I due Governi Conte sono stati un enorme disastro per l’economia italiana. Non entriamo in ciò che è oggetto di indagine da parte di Commissioni parlamentari, ma occorre rilevare come certi errori hanno danneggiato enormemente il Paese. Ministri incompetenti, parlamentari senza alcuna esperienza, lo stesso Conte che da avvocato di un piccolo paese pugliese si ritrova all’improvviso a Capo del Governo, peggio della Giorgia della Garbatella, hanno prodotto spese e debiti di cui ne pagheremo le conseguenze per anni.
Si potrebbe fare un lungo elenco dei “Bidoni” di Conte a cominciare dal discusso Superbonus che unitamente al restauro delle facciate degli edifici ci è costato 169 Miliardi, a cui aggiungere i 30 miliardi del Reddito di cittadinanza, i circa 500 milioni dei banchi a rotelle, oltre un miliardo per le mascherine farlocche, non a norma, durante il Covid e tanto altro ancora. Bisogna riconoscere a Conte un certo coraggio a riproporsi dopo tanti disastri. Ma questo avviene per il convincimento dei big dell’attuale opposizione, che il passato vada dimenticato e solo un campo largo avrebbe possibilità di sconfiggere la destra. Così come è combinato diventa una beata illusione.
Chi scrive aveva rivolto uno sguardo benevolo verso AVS. Poteva essere una costola vera della sinistra italiana. Ma quando si fa eleggere in Parlamento la propria moglie, quando si elegge un figuro come Sumahoro ed una condannata e pluri-indagata come Ilaria Salis, per ottenere una manciata di voti in più, allora i dubbi ti assalgono profondi e ti viene da rispondere no grazie.
Lenin scriveva “Che fare?”. Coloro che nel PD si dicono socialisti anche in Italia e non solo in Europa, i tanti socialisti ed ex-comunisti della diaspora, rifugiatisi nell’astensione, l’attuale PSI, i veri riformisti, laici e liberali, facciano un sforzo comune per dar vita ad un vero partito socialdemocratico europeo chiaramente di sinistra e probabilmente la battaglia elettorale potrebbe avere una qualche sorpresa. Non si dica che sono cambiati i tempi, che è tardi per agire.

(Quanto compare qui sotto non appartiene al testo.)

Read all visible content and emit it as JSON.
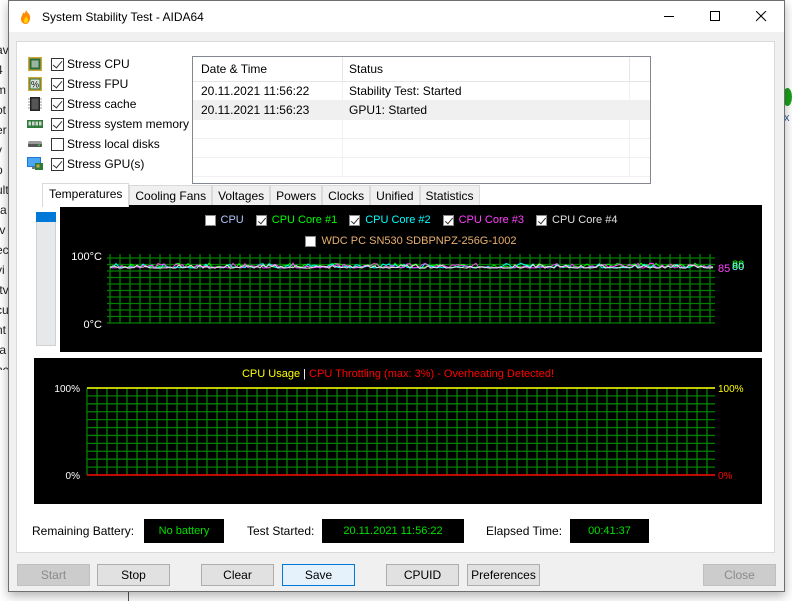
{
  "window": {
    "title": "System Stability Test - AIDA64",
    "minimize_label": "Minimize",
    "maximize_label": "Maximize",
    "close_label": "Close window"
  },
  "background_app": {
    "left_fragments": [
      "av",
      "4",
      "m",
      "ot",
      "er",
      "v",
      "p",
      "ult",
      "ra",
      "tv",
      "ec",
      "vi",
      "ftv",
      "cu",
      "nt",
      "ta",
      "nc"
    ]
  },
  "stress_options": [
    {
      "label": "Stress CPU",
      "checked": true,
      "icon": "cpu-chip-icon"
    },
    {
      "label": "Stress FPU",
      "checked": true,
      "icon": "fpu-percent-icon"
    },
    {
      "label": "Stress cache",
      "checked": true,
      "icon": "cache-chip-icon"
    },
    {
      "label": "Stress system memory",
      "checked": true,
      "icon": "memory-module-icon"
    },
    {
      "label": "Stress local disks",
      "checked": false,
      "icon": "disk-drive-icon"
    },
    {
      "label": "Stress GPU(s)",
      "checked": true,
      "icon": "gpu-monitor-icon"
    }
  ],
  "log": {
    "columns": [
      "Date & Time",
      "Status"
    ],
    "rows": [
      {
        "datetime": "20.11.2021 11:56:22",
        "status": "Stability Test: Started"
      },
      {
        "datetime": "20.11.2021 11:56:23",
        "status": "GPU1: Started"
      }
    ]
  },
  "tabs": [
    {
      "label": "Temperatures",
      "active": true
    },
    {
      "label": "Cooling Fans",
      "active": false
    },
    {
      "label": "Voltages",
      "active": false
    },
    {
      "label": "Powers",
      "active": false
    },
    {
      "label": "Clocks",
      "active": false
    },
    {
      "label": "Unified",
      "active": false
    },
    {
      "label": "Statistics",
      "active": false
    }
  ],
  "colors": {
    "cpu": "#b4c8ff",
    "core1": "#00ff00",
    "core2": "#00ffff",
    "core3": "#ff40ff",
    "core4": "#e0e0e0",
    "disk": "#e8b070",
    "grid": "#008000",
    "usage": "#ffff00",
    "throttle": "#ff0000",
    "status_text": "#00e000"
  },
  "chart_data": [
    {
      "type": "line",
      "title": "Temperatures",
      "ylabel": "",
      "yticks": [
        "100°C",
        "0°C"
      ],
      "ylim": [
        0,
        100
      ],
      "grid": true,
      "legend": [
        {
          "name": "CPU",
          "checked": false,
          "color": "#b4c8ff"
        },
        {
          "name": "CPU Core #1",
          "checked": true,
          "color": "#00ff00"
        },
        {
          "name": "CPU Core #2",
          "checked": true,
          "color": "#00ffff"
        },
        {
          "name": "CPU Core #3",
          "checked": true,
          "color": "#ff40ff"
        },
        {
          "name": "CPU Core #4",
          "checked": true,
          "color": "#e0e0e0"
        },
        {
          "name": "WDC PC SN530 SDBPNPZ-256G-1002",
          "checked": false,
          "color": "#e8b070"
        }
      ],
      "series": [
        {
          "name": "CPU Core #1",
          "current": 88,
          "approx_range": [
            84,
            92
          ]
        },
        {
          "name": "CPU Core #2",
          "current": 80,
          "approx_range": [
            83,
            92
          ]
        },
        {
          "name": "CPU Core #3",
          "current": 85,
          "approx_range": [
            83,
            92
          ]
        },
        {
          "name": "CPU Core #4",
          "current": 80,
          "approx_range": [
            83,
            90
          ]
        }
      ],
      "value_labels": [
        {
          "text": "85",
          "color": "#ff40ff"
        },
        {
          "text": "88",
          "color": "#00ff00"
        },
        {
          "text": "80",
          "color": "#00ffff"
        },
        {
          "text": "80",
          "color": "#e0e0e0"
        }
      ]
    },
    {
      "type": "line",
      "title_parts": [
        {
          "text": "CPU Usage",
          "color": "#ffff00"
        },
        {
          "text": " | ",
          "color": "#ffffff"
        },
        {
          "text": "CPU Throttling (max: 3%) - Overheating Detected!",
          "color": "#ff0000"
        }
      ],
      "yticks_left": [
        "100%",
        "0%"
      ],
      "yticks_right": [
        {
          "text": "100%",
          "color": "#ffff00"
        },
        {
          "text": "0%",
          "color": "#ff0000"
        }
      ],
      "ylim": [
        0,
        100
      ],
      "grid": true,
      "series": [
        {
          "name": "CPU Usage",
          "value": 100,
          "color": "#ffff00"
        },
        {
          "name": "CPU Throttling",
          "value": 0,
          "color": "#ff0000"
        }
      ]
    }
  ],
  "status": {
    "battery_label": "Remaining Battery:",
    "battery_value": "No battery",
    "started_label": "Test Started:",
    "started_value": "20.11.2021 11:56:22",
    "elapsed_label": "Elapsed Time:",
    "elapsed_value": "00:41:37"
  },
  "buttons": {
    "start": "Start",
    "stop": "Stop",
    "clear": "Clear",
    "save": "Save",
    "cpuid": "CPUID",
    "preferences": "Preferences",
    "close": "Close"
  }
}
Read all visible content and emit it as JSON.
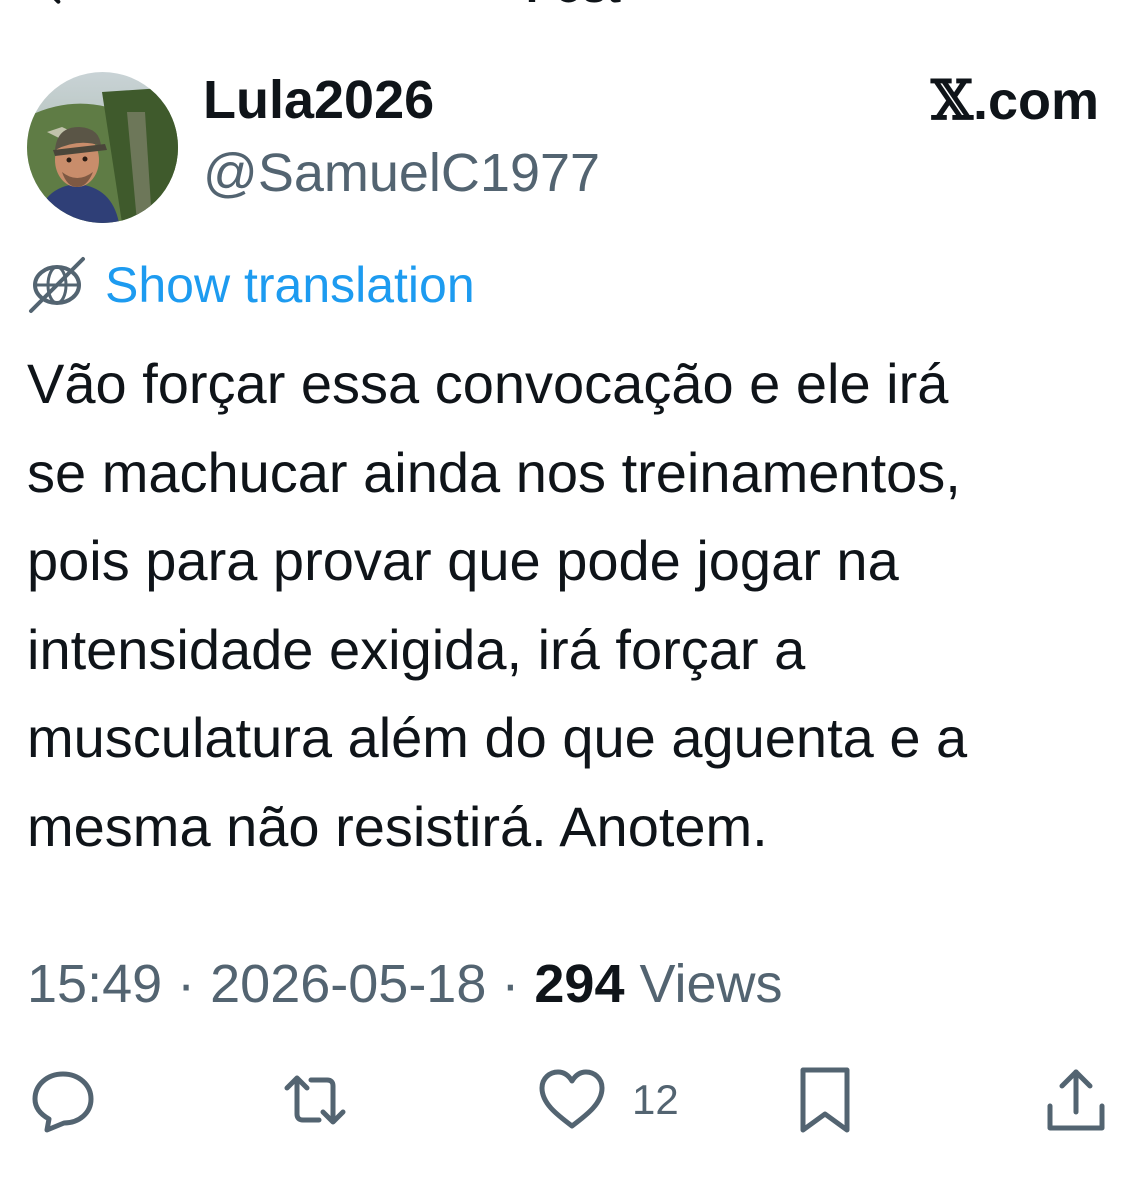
{
  "header": {
    "title": "Post",
    "back_icon": "arrow-left-icon"
  },
  "author": {
    "display_name": "Lula2026",
    "handle": "@SamuelC1977"
  },
  "watermark": {
    "mark": "𝕏",
    "suffix": ".com"
  },
  "translation": {
    "label": "Show translation",
    "icon": "translate-globe-icon"
  },
  "tweet": {
    "text": "Vão forçar essa convocação e ele irá\nse machucar ainda nos treinamentos,\npois para provar que pode jogar na\nintensidade exigida, irá forçar a\nmusculatura além do que aguenta e a\nmesma não resistirá. Anotem."
  },
  "meta": {
    "time": "15:49",
    "separator": " · ",
    "date": "2026-05-18",
    "views_count": "294",
    "views_label": " Views"
  },
  "actions": {
    "reply_icon": "reply-icon",
    "retweet_icon": "retweet-icon",
    "like_icon": "heart-icon",
    "like_count": "12",
    "bookmark_icon": "bookmark-icon",
    "share_icon": "share-icon"
  },
  "colors": {
    "text": "#0f1419",
    "secondary": "#536471",
    "accent": "#1d9bf0",
    "background": "#ffffff"
  }
}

Berlusconi creò un partito maggioritario in due mesi, lo stesso fece Grillo , per non parlare di Renzi con il suo 40 per cento, ci vuole volontà ed impegno, un programma di sinistra che difenda lo stato sociale, una politica industriale oggi del tutto assente, una politica estera contro la guerra senza se e senza ma. Tutto questo è sinistra, il resto è solo potere.